How To Deal With Stolen Hubs & Content Theft - A Best Practice Solution
There’s nothing more irritating than finding out that your original content that you spent hours on has been added to someone else’s website or ebook without your permission. Many Hubpages writers can find themselves drowning in thousands of plagiarised works, feeling worried and overwhelmed at having an unwanted second career in keeping up with getting rid of the duplications.
With only 50+ hubs, I found myself spending days filling out DMCA notices and reading forums on content theft. With the wise words of a few expert hubbers and other helpful writers, I eventually formulated a plan of action to be my best practice routine, so I didn’t have to dread checking all of my hubs every month (and with the amount of work expected to get bigger over time, I was debating whether or not to continue with Hubpages at all).

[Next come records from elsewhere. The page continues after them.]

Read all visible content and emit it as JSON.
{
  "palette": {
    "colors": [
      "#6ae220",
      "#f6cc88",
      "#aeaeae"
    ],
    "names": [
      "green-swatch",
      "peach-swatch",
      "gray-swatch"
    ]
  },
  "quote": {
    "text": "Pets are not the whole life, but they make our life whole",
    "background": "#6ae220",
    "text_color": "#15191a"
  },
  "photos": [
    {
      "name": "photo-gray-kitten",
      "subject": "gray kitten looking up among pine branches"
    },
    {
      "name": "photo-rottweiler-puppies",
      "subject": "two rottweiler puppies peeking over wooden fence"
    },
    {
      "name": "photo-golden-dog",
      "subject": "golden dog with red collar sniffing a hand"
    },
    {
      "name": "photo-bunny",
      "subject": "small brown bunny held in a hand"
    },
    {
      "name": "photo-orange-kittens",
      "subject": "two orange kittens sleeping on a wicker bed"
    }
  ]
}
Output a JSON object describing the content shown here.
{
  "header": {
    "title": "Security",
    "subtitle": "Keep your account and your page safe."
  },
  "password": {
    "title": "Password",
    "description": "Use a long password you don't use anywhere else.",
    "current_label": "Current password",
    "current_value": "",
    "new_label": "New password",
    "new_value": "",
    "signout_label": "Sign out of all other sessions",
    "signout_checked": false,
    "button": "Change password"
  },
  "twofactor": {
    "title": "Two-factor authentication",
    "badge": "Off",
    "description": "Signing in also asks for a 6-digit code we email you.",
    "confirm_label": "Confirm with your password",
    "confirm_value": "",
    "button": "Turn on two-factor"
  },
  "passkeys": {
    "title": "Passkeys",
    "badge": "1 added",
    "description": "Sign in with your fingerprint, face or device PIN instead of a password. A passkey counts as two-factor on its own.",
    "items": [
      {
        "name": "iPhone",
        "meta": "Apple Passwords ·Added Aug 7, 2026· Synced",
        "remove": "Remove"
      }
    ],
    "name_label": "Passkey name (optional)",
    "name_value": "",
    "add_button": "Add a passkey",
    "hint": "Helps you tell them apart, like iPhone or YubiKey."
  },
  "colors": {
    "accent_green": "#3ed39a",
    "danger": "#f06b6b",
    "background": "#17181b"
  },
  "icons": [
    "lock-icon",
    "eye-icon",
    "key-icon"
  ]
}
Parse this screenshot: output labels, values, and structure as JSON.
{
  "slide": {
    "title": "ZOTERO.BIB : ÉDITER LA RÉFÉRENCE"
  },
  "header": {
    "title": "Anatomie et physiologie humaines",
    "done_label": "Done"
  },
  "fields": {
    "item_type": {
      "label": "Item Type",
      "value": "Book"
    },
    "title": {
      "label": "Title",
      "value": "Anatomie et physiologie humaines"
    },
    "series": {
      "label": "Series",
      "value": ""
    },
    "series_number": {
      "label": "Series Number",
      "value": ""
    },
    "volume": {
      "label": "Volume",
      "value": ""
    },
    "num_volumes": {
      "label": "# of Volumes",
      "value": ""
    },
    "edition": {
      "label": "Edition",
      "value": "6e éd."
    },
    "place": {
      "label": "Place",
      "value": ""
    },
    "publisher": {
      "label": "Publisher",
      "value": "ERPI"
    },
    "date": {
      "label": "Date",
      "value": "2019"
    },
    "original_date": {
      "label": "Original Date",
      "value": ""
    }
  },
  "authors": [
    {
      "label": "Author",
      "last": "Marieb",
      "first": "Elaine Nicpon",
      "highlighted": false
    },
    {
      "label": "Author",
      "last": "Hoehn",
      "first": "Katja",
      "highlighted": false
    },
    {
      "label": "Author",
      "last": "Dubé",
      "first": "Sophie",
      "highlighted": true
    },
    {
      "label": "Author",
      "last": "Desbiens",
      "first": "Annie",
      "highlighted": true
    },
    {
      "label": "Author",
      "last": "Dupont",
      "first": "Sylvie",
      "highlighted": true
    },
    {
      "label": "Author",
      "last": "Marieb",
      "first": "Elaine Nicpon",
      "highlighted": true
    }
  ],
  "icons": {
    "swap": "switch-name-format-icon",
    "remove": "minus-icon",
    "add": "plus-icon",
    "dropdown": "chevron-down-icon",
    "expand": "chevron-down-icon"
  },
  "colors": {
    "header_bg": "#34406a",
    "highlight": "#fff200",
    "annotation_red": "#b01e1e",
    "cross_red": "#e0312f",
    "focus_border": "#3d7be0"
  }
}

Luckily, my planned routine turned out to be much easier to work with than doing the monthly hub checks and it takes only a few minutes a day to maintain. I decided to keep writing at Hubpages and I use this solution to deal with different levels of content duplication quickly and efficiently. In this hub, I'll explain it in detail, so you can use it too!
Should I Establish A Routine?
I am going to talk a lot about Google, which is the biggest search engine in the world and therefore has the most impact on your traffic. The way Google deals with content duplication currently is that it will place any duplications after the original article in search results.
It is unclear to me whether this occurs for everyone, or only for writers who have claimed Google Authorship. I have Google Authorship and there has only been one instance in thousands of duplications where the infringer ranked higher. But there is a place to report this, so it doesn't have to be a big deal.
If you decide not to bother chasing duplications, it will only hurt your traffic a little and only if the infringer’s website ranks higher than yours in search results. If you build up a large subdomain with lots of hubs, Google is going to give you some juice because you have lots of content (I’ve heard that if you go over the 100 hub mark, your traffic explodes – same with Etsy shops, same with any website that has over 100 pages of decent content). Hence, if you are a prolific writer and plan to output regularly, you might want to claim Google Authorship and just check once a year about whether any site has completely copied your subdomain.
If you are a sporadic writer, or you spend a lot of time making quality hubs, you may need this routine. If it’s going to help you sleep better at night knowing you’re getting the maximum amount of traffic, then do it. Setting up the routine takes time, but you only need to set it up once, then maintain it as you add hubs.
Why Doesn’t Google Remove Duplicate Content?
Google doesn’t want to remove duplicate content for a few reasons. Firstly, if all of the summary text in backlinks (especially on social sites) showed up as duplicate content, then there would be a lot of problems with sharing anything.
Secondly, there are some weird cases where people can both be original authors and can still write the same thing (though it is not usually article-length). Thirdly, regardless of the date of publication on the web, Google is still uncertain as to whom exactly is the original author (think of someone publishing text from a hard copy book onto their website).
Therefore, I expect that for many years to come, Google will not be removing duplicate content, except by DMCA request.
Why Do People Steal Content?
There are many reasons. From the lazy amateur web designer who steals a couple of sentences for their source code to artificially gain traffic, to outright article theft by major newspapers and pretend “authors” who like to plump out their ebooks, stolen content is rife on the internet.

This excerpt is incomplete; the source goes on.